Papa Benedikt, seçildiği zaman İslam hakkında yaptığı açıklamalarla Müslümanlardan büyük tepki aldı. Oysa Papa'nın derdi ilk elde Müslümanları rencide ederek hedef haline gelmek ya da düşman kazanmak değildi. Papa'nın yapmak istediği Katolik Batı özellikle de Avrupa kimliğine yeniden bir müdahale girişimiydi. Seküler kimliği bir tarafa Avrupa'ya Hıristiyan köklerini hatırlatma ve 'öteki' üzerinden Avrupalılık kimliğini yeniden inşa girişimi... Huntington'ın stratejik kaygılarla da olsa tanımlamaya çalıştığı Batı medeniyeti kimliğini Papa, Katolik kilisenin teolojik ve tarihi referanslarıyla yeniden kurma ve tanımlama girişiminde bulundu. Avrupa kimliğinin ötekisini oluşturan İslam ve özelde de Osmanlı/Türk vurgusunu canlı tutacak metinlerin bilinçli olarak seçilmesi bu kimlik ve tanımlama çabasının parçasıydı.

Modern Avrupa kimliğine eklemlenen Yahudi unsura bakış da yenilenmiş; 1523'ten sonra seçilen ilk Alman papa olarak Nazilerin Yahudi kamplarını ziyaret ederek, bu anlamda yeni Avrupa kimliğine başka bir boyut kazandırdığı söylenebilir.

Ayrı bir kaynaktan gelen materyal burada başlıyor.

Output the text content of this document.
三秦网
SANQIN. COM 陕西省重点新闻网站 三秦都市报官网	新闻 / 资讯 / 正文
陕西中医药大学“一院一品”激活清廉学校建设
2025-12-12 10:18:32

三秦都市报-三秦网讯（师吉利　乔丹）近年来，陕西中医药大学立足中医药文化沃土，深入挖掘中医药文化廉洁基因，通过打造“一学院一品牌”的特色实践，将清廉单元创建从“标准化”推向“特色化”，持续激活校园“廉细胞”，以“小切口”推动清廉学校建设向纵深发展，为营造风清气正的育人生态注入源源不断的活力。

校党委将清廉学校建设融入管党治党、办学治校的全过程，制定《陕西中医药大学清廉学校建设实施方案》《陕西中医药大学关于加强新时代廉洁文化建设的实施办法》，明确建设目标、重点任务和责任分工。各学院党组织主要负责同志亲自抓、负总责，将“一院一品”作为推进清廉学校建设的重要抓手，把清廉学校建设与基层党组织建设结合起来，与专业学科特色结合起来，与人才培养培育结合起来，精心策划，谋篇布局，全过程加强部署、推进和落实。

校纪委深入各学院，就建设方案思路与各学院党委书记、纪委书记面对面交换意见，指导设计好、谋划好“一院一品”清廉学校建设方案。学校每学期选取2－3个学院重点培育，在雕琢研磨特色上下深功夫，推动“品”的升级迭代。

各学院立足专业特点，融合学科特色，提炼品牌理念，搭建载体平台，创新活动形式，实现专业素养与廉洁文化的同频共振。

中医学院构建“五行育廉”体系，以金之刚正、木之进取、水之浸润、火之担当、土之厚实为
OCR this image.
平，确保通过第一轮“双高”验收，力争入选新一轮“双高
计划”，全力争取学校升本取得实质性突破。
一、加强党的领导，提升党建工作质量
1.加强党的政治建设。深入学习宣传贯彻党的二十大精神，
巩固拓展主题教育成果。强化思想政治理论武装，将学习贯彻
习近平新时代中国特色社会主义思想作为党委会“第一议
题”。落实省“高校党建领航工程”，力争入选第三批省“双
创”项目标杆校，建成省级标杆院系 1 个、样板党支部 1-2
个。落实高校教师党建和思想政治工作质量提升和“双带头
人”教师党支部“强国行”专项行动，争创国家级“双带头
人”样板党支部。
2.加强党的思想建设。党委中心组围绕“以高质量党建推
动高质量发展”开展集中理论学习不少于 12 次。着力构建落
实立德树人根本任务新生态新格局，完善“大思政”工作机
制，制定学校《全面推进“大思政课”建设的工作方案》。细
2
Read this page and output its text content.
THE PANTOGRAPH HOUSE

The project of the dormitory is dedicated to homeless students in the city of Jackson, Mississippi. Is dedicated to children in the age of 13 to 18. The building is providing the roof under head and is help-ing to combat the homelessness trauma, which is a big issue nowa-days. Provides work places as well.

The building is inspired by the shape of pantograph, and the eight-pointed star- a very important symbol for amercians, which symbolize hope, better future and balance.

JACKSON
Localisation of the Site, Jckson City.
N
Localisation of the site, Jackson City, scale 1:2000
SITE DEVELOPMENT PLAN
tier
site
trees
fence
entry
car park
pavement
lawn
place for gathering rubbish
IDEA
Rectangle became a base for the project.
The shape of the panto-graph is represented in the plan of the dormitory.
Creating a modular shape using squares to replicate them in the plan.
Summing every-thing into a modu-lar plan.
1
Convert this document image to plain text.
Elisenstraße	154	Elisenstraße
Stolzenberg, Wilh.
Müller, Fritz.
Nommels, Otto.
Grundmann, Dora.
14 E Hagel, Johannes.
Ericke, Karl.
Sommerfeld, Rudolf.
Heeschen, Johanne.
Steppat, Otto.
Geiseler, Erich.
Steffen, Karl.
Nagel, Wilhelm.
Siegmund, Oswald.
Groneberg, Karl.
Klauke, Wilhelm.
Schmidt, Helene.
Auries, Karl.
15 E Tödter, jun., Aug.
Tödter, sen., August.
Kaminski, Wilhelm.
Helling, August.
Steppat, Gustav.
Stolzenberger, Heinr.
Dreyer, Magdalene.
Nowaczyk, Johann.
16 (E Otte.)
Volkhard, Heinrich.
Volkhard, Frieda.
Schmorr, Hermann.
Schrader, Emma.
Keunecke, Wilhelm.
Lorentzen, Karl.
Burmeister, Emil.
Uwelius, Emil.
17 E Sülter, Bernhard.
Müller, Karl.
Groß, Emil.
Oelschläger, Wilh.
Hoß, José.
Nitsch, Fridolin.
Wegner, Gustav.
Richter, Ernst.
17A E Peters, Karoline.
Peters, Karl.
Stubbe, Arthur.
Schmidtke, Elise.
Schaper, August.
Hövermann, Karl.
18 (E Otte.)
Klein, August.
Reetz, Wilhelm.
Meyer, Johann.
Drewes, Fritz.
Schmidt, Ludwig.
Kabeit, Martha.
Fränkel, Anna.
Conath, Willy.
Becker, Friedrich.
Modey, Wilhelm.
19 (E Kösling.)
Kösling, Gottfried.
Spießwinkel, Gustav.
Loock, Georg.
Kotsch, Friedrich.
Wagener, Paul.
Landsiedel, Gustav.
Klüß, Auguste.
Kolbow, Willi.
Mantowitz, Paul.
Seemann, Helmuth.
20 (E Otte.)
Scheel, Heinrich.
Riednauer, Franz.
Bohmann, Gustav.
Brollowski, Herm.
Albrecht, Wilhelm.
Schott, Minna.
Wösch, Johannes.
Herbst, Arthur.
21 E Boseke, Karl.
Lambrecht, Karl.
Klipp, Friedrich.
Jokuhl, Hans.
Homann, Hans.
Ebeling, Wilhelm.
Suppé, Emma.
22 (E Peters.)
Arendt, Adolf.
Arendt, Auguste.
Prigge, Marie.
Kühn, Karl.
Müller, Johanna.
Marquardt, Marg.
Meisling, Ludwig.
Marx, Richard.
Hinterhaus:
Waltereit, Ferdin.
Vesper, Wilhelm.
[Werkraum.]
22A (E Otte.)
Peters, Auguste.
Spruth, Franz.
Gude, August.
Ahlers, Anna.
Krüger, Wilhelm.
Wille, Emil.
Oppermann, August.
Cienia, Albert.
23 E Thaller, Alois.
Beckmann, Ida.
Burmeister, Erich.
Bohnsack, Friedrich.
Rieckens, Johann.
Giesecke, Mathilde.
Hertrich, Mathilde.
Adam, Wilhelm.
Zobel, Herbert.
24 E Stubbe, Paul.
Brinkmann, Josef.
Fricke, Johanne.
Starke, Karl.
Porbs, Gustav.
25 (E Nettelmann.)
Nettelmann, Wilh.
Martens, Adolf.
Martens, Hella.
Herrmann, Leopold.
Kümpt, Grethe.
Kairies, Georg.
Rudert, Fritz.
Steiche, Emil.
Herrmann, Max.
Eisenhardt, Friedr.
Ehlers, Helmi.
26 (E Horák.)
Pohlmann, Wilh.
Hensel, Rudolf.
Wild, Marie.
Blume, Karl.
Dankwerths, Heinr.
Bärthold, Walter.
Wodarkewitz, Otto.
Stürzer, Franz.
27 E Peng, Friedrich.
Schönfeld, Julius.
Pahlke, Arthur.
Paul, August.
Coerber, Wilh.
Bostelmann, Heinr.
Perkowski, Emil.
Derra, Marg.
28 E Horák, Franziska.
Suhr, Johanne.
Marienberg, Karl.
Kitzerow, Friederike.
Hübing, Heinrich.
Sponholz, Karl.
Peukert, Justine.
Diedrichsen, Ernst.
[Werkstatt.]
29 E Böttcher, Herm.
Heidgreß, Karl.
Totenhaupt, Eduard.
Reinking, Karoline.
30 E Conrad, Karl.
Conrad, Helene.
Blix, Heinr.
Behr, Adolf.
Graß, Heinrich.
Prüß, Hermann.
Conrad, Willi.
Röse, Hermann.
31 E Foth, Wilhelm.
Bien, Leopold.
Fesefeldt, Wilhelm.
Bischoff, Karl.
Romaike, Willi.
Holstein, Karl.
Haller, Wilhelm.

Hem kendi ülkesinin tarihiyle hem Hıristiyan inancından gelen antisemitizmle yüzleşme anlamında Kilise'nin modern Batı kimliğiyle uyumunu gösterdi. Henüz teolojik olarak Yahudiliğin olumsuz algısı devam ediyor olsa da artık Yahudi-Hıristiyan uygarlığı olarak tanımlanan Batı'nın şartlarına uymuş oldu.

Papa Benedikt'in İslam karşıtı çıkışları, soğuk savaş sonrası dönemin Batı kimliğinin yeniden tanımlanmasında Vatikan'ın devreye girerek dini müdahalesi olarak hatırlanacak. Avrupa'da dinin günlük hayattaki yeri ile siyasi, hukuki, toplumsal ve kültürel kodların oluşumundaki belirleyici rolünü karıştıranlar için bu görüşler abartılı gelebilir. Hele 'Avrupa-Batı medeniyeti' bir üst kimlik olarak ele alındığında bu kimliğin 'öteki'si olarak öncelikli olarak İslam olmuştur. Papa'nın yaptığı, bu tanımlama üzerinden Avrupa'nın Hıristiyan köklerini hatırlatarak politik amaçlı medeniyetler çatışması tanımının teolojik zeminini hazırlamak oldu. Her ne kadar haçlı seferlerini bir hata olarak tanımlasa da 'öteki' olarak İslam ve Müslümanlara atıf yapmayı hiç ihmal etmedi.